Intel will discontinue the Itanium 9720, 9740, 9750 and 9760, or Itanium Kittson family of processors, Intel reports in a product discontinuance document. Until July 29, 2021, Intel will continue to supply the processors. The impact for customers is minimal, notes AnandTech. HP is the sole purchaser of the processors for its HPE Integrity Superdome systems with HP-UX 11i v3 OS.

The Itanium 9700 line appeared in 2017, with Intel already saying that no successor was planned. The 9700 line was already a modest update to the 9500 series codenamed Poulson from 2012. Itanium originated with HP, who explored how to leverage very long instruction word processor designs for enterprise systems. In these types of designs, words contain multiple instructions so that they can be completed in a single clock cycle.

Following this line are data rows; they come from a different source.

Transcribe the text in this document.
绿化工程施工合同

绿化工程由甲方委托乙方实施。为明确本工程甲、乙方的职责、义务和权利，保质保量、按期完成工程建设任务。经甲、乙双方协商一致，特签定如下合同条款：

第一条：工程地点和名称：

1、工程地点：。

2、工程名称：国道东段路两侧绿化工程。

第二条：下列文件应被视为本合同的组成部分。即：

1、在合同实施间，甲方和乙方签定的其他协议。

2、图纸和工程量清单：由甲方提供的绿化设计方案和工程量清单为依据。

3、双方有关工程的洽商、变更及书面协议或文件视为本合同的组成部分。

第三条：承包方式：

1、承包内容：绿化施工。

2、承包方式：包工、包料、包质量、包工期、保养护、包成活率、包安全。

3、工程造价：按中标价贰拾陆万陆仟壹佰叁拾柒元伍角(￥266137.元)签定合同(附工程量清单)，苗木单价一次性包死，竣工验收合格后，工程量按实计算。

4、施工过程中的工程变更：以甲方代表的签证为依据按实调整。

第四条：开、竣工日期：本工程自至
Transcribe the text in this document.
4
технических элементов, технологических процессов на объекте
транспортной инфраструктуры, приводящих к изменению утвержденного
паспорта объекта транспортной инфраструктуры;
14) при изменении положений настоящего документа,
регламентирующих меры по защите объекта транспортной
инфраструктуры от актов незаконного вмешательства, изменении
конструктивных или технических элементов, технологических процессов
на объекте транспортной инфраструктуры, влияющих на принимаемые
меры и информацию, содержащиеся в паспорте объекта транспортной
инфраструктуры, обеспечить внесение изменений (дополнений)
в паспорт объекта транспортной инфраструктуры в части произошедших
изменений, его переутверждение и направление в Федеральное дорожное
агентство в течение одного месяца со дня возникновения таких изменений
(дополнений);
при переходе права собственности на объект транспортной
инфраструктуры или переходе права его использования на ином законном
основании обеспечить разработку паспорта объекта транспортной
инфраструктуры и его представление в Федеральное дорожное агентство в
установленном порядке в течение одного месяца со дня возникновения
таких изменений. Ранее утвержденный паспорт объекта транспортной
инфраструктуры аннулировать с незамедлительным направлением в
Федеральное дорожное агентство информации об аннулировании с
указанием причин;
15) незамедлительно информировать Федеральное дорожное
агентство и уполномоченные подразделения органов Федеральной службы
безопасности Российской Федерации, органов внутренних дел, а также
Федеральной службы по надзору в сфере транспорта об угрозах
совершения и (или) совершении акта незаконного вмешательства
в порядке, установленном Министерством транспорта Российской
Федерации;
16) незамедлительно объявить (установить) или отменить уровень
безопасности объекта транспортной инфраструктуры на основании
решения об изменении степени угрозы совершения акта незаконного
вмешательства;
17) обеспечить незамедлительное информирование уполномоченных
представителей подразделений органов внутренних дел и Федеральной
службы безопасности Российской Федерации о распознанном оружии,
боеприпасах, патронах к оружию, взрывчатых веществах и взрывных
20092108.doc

HP originally worked on it under the name PA-WideWord, but started collaborating with Intel in 1994, after which the architecture continued under the names IA-64 and Itanium Processor Architecture. The first Itanium processor appeared in 2001. It gradually became clear that x86-64 was also the better choice for the enterprise, also because the performance of Itanium was disappointing and the production of the chips was expensive due to their size. In addition, IBM, Dell, Oracle, Microsoft and Red Hat withdrew support for Itanium, leaving only HP as a customer.